The principle wine regions in South Australia are; the Adelaide Hills, Barossa (comprising the Barossa and Eden Valleys), Clare Valley, Langhorne Creek, McLaren Vale, Padthaway, Coonawarra and the Riverland. Vineyard expansion has also extended to Wrattonbully, Mount Benson, Bordertown, Robe, Southern Fleurieu and the Flinders Ranges.
It is a tradition for many wine companies to make multi-district blends from South Australian fruit – the idea of house style taking precedence over regional definition. Penfolds pioneered this concept. The vagaries of vintage variation can be evened out by fruit selection, ensuring quality at a high level. However there is debate that this concept comes at the expense of the ‘soul’ of the wine. Penfolds Grange is probably the most famous multi-district blend and is an excellent counter-argument.Andrew Caillard MW, Langton's
Penfolds is probably the most extraordinary of the world’s wine brands with an enviable reputation for quality at every price level. The original Penfold was an English doctor who, in 1844, planted grapes at Magill, now a suburb of Adelaide. However, it was not until the late 1940s that Penfolds began to forge a reputation for red wine.
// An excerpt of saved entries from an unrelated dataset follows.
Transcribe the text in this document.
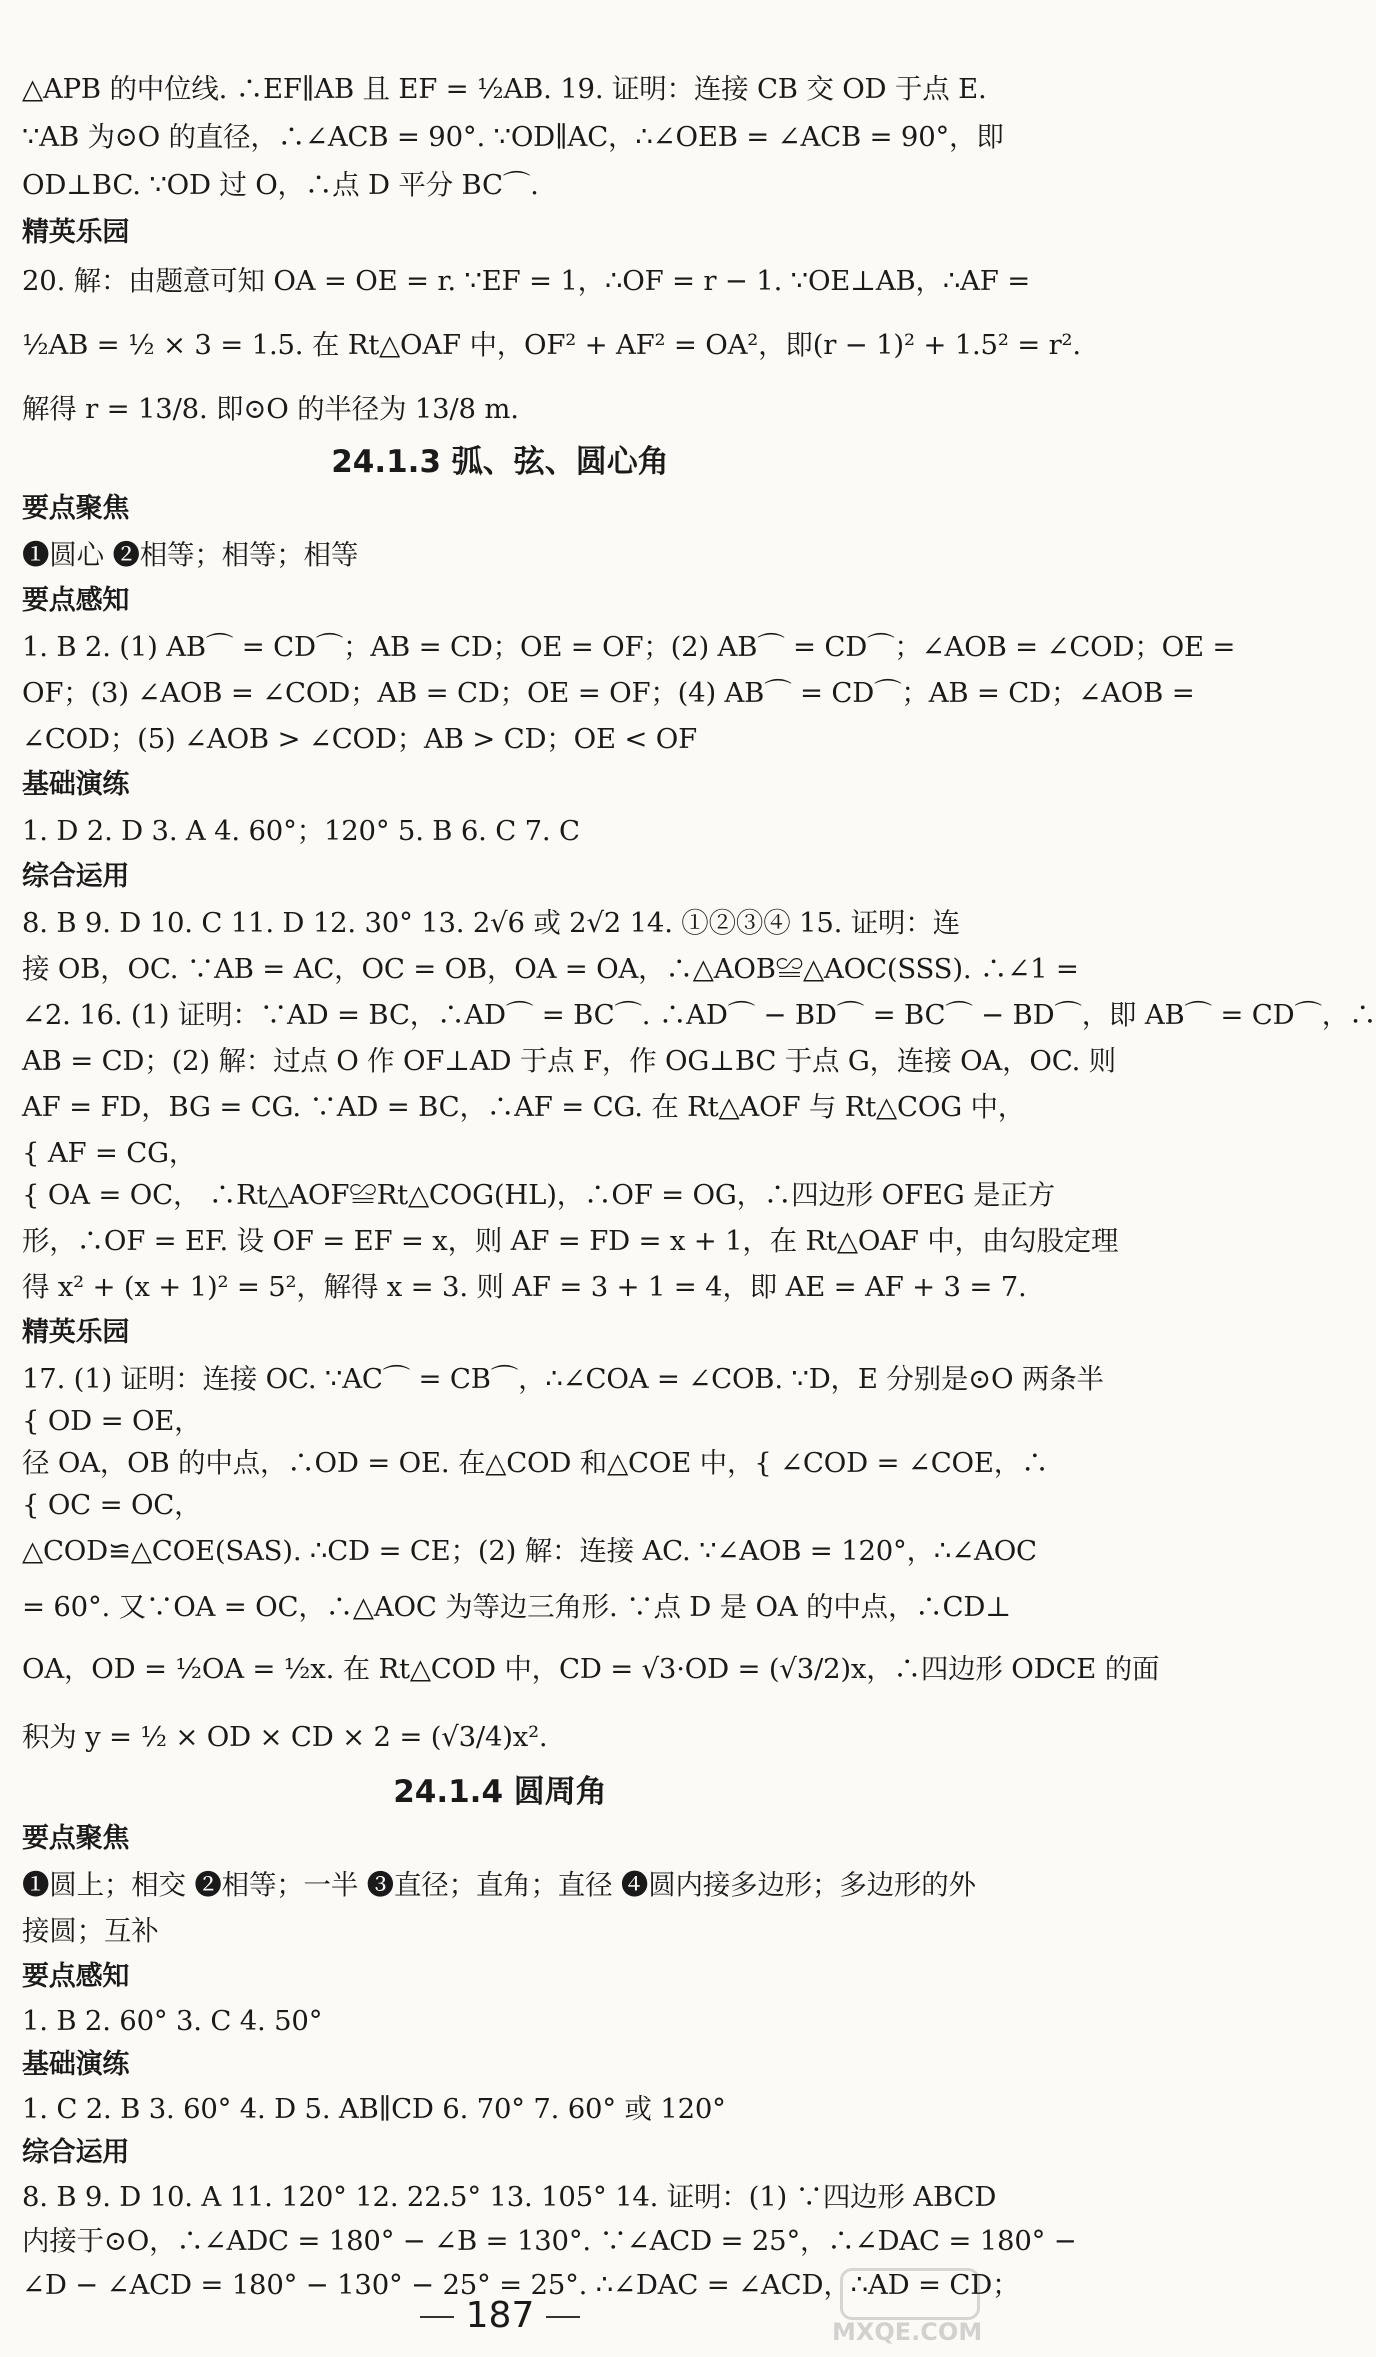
△APB 的中位线. ∴EF∥AB 且 EF = ½AB. 19. 证明：连接 CB 交 OD 于点 E.
∵AB 为⊙O 的直径，∴∠ACB = 90°. ∵OD∥AC，∴∠OEB = ∠ACB = 90°，即
OD⊥BC. ∵OD 过 O，∴点 D 平分 BC⌒.
精英乐园
20. 解：由题意可知 OA = OE = r. ∵EF = 1，∴OF = r − 1. ∵OE⊥AB，∴AF =
½AB = ½ × 3 = 1.5. 在 Rt△OAF 中，OF² + AF² = OA²，即(r − 1)² + 1.5² = r².
解得 r = 13/8. 即⊙O 的半径为 13/8 m.
24.1.3 弧、弦、圆心角
要点聚焦
❶圆心 ❷相等；相等；相等
要点感知
1. B 2. (1) AB⌒ = CD⌒；AB = CD；OE = OF；(2) AB⌒ = CD⌒；∠AOB = ∠COD；OE =
OF；(3) ∠AOB = ∠COD；AB = CD；OE = OF；(4) AB⌒ = CD⌒；AB = CD；∠AOB =
∠COD；(5) ∠AOB > ∠COD；AB > CD；OE < OF
基础演练
1. D 2. D 3. A 4. 60°；120° 5. B 6. C 7. C
综合运用
8. B 9. D 10. C 11. D 12. 30° 13. 2√6 或 2√2 14. ①②③④ 15. 证明：连
接 OB，OC. ∵AB = AC，OC = OB，OA = OA，∴△AOB≌△AOC(SSS). ∴∠1 =
∠2. 16. (1) 证明：∵AD = BC，∴AD⌒ = BC⌒. ∴AD⌒ − BD⌒ = BC⌒ − BD⌒，即 AB⌒ = CD⌒，∴
AB = CD；(2) 解：过点 O 作 OF⊥AD 于点 F，作 OG⊥BC 于点 G，连接 OA，OC. 则
AF = FD，BG = CG. ∵AD = BC，∴AF = CG. 在 Rt△AOF 与 Rt△COG 中，
{ AF = CG，
{ OA = OC， ∴Rt△AOF≌Rt△COG(HL)，∴OF = OG，∴四边形 OFEG 是正方
形，∴OF = EF. 设 OF = EF = x，则 AF = FD = x + 1，在 Rt△OAF 中，由勾股定理
得 x² + (x + 1)² = 5²，解得 x = 3. 则 AF = 3 + 1 = 4，即 AE = AF + 3 = 7.
精英乐园
17. (1) 证明：连接 OC. ∵AC⌒ = CB⌒，∴∠COA = ∠COB. ∵D，E 分别是⊙O 两条半
{ OD = OE，
径 OA，OB 的中点，∴OD = OE. 在△COD 和△COE 中，{ ∠COD = ∠COE，∴
{ OC = OC，
△COD≌△COE(SAS). ∴CD = CE；(2) 解：连接 AC. ∵∠AOB = 120°，∴∠AOC
= 60°. 又∵OA = OC，∴△AOC 为等边三角形. ∵点 D 是 OA 的中点，∴CD⊥
OA，OD = ½OA = ½x. 在 Rt△COD 中，CD = √3·OD = (√3/2)x，∴四边形 ODCE 的面
积为 y = ½ × OD × CD × 2 = (√3/4)x².
24.1.4 圆周角
要点聚焦
❶圆上；相交 ❷相等；一半 ❸直径；直角；直径 ❹圆内接多边形；多边形的外
接圆；互补
要点感知
1. B 2. 60° 3. C 4. 50°
基础演练
1. C 2. B 3. 60° 4. D 5. AB∥CD 6. 70° 7. 60° 或 120°
综合运用
8. B 9. D 10. A 11. 120° 12. 22.5° 13. 105° 14. 证明：(1) ∵四边形 ABCD
内接于⊙O，∴∠ADC = 180° − ∠B = 130°. ∵∠ACD = 25°，∴∠DAC = 180° −
∠D − ∠ACD = 180° − 130° − 25° = 25°. ∴∠DAC = ∠ACD，∴AD = CD；
187	MXQE.COM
The Penfolds house style emerged from a fortified wine producing culture and evolved as a winemaking philosophy which has had a profound effect on the entire Australian wine industry. Many of the techniques initially adopted to make Penfolds Grange would become part of the wider Penfolds winemaking culture. The number of techniques employed in the research and development of Penfolds wines is astonishing. Max Schubert and his team pioneered: major advances in yeast technology and paper chromatography; the understanding and use of pH in controlling bacterial spoilage; the use of headed down/submerged cap fermentation and the technique of rack and return; cold fermentation practices; the use of American oak as a maturation vessel and perhaps most critically, partial barrel fermentation. Nowadays, the use of American oak and barrel fermentation for instance is considered traditional Barossa winemaking practice!
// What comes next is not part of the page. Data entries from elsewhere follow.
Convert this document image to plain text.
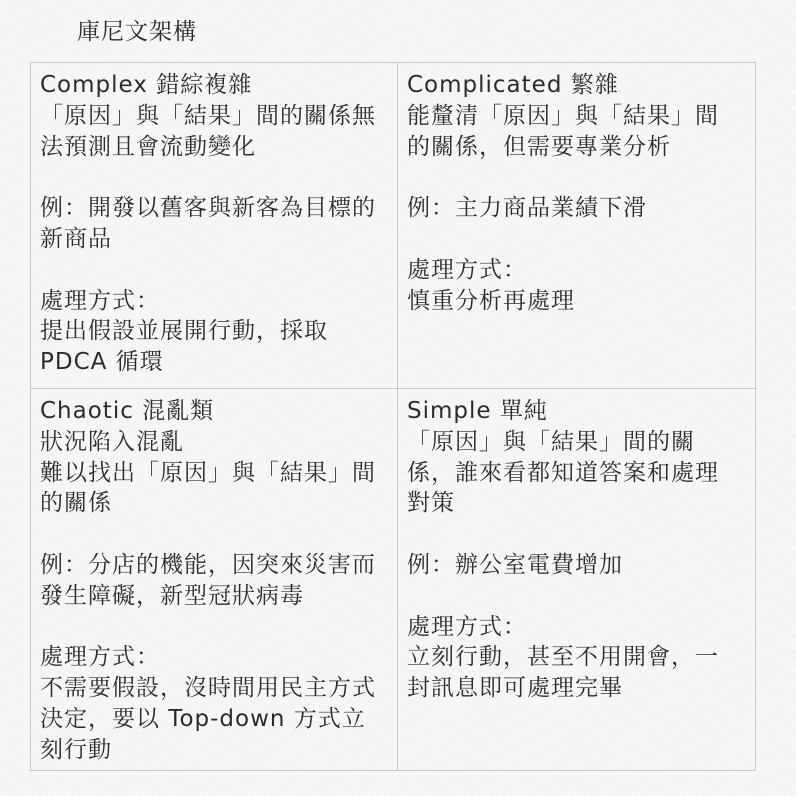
庫尼文架構
Complex 錯綜複雜
「原因」與「結果」間的關係無
法預測且會流動變化
例：開發以舊客與新客為目標的
新商品
處理方式：
提出假設並展開行動，採取
PDCA 循環
Complicated 繁雜
能釐清「原因」與「結果」間
的關係，但需要專業分析
例：主力商品業績下滑
處理方式：
慎重分析再處理
Chaotic 混亂類
狀況陷入混亂
難以找出「原因」與「結果」間
的關係
例：分店的機能，因突來災害而
發生障礙，新型冠狀病毒
處理方式：
不需要假設，沒時間用民主方式
決定，要以 Top-down 方式立
刻行動
Simple 單純
「原因」與「結果」間的關
係，誰來看都知道答案和處理
對策
例：辦公室電費增加
處理方式：
立刻行動，甚至不用開會，一
封訊息即可處理完畢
Today, Penfolds house style embraces the concept of multi-regional blending, optimum fruit quality, the use of fine-grained American or French oak, barrel fermentation and maturation. Overall, the Penfolds style is about highly-defined fruit aromas, fruit sweetness, ripe tannins, richness, power and concentration. The number of iconic wines that have emerged from the Penfolds stable over the years is remarkable. Bin 389 a Cabernet Shiraz blend released in 1960 is now considered the quintessential Australian wine blend. Bin 128 Coonawarra Shiraz and Bin 28 Kalimna Shiraz released in 1962 pre-empted the contemporary enthusiasm for regional definition by about 25 years. Improved vineyard management, site selection and winemaking brought about subsequent releases of Bin 707 and Bin 407 Cabernet Sauvignon. The Penfolds Wine Making Philosophy is the accumulation of more than half-a-century of knowledge and winemaking practice initiated by Max Schubert and subsequently refined by Don Ditter, John Duval and Peter Gago. Their collective commitment to multi-regional and vineyard blending contributed to a consistency of style and quality that has cemented Penfolds reputation as the foremost producer of premium age-worthy red wines in Australia.